Ce projet d’amélioration de la mobilité ferroviaire concernant l’ensemble de la Normandie participe fortement au projet global de développement de la Vallée de Seine.

Depuis 2013, l’ensemble des partenaires (État, SNCF Réseau, Régions, métropoles et agglomérations) travaille sur le déploiement de la première phase prioritaire, qui doit permettre la création de 3 sections de ligne nouvelle destinées à résorber les bouchons ferroviaires franciliens et rouennais, entre Paris et Mantes, Mantes et Evreux puis en amont de Rouen vers Yvetot. Les conclusions décisives rendues publiques en octobre vont permettre de préparer la phase d’enquête d’utilité publique, préalable à la déclaration analogue. Objectif : mettre en œuvre cette première phase du projet avant 2030.

Des bénéfices attendus à Caen, Le Havre et Rouen

Dans chacune des trois grandes villes normandes, les attentes sont grandes, notamment en terme de régularité et de gains de temps de parcours. A l’issue de cette première phase d’aménagements prioritaires, ce sont dix minutes qui devraient être gagnées sur les trajets entre Paris et Rouen, quinze sur ceux entre Paris et Caen et enfin vingt minutes sur les trajets entre Paris et Le Havre.
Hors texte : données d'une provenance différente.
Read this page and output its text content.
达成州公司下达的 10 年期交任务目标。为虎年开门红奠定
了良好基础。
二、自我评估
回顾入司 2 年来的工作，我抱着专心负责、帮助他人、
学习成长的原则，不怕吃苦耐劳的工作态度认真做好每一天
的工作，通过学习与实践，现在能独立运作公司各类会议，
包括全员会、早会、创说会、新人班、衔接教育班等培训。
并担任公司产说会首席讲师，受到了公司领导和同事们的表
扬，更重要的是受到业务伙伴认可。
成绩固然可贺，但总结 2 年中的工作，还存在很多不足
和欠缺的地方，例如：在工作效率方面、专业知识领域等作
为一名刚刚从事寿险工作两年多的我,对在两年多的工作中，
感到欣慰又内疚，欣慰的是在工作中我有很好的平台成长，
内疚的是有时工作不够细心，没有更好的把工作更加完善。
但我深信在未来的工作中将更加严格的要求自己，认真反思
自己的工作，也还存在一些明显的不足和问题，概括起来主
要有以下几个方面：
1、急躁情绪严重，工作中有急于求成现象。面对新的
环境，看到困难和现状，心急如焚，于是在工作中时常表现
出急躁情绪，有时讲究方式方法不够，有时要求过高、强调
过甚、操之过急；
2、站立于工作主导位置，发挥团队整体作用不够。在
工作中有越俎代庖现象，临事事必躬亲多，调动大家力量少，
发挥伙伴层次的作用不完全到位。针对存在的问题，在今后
Ces gains en temps de trajets ne sont pas les seuls avantages du projet : une liaison modernisée, c’est en premier lieu, plus de régularité, de ponctualité, de confort, mais aussi de fréquence de dessertes grâce à la séparation des voies de circulation entre trains franciliens et normands. A la clé également, l’amélioration du transport de fret par les capacités libérées sur le réseau existant.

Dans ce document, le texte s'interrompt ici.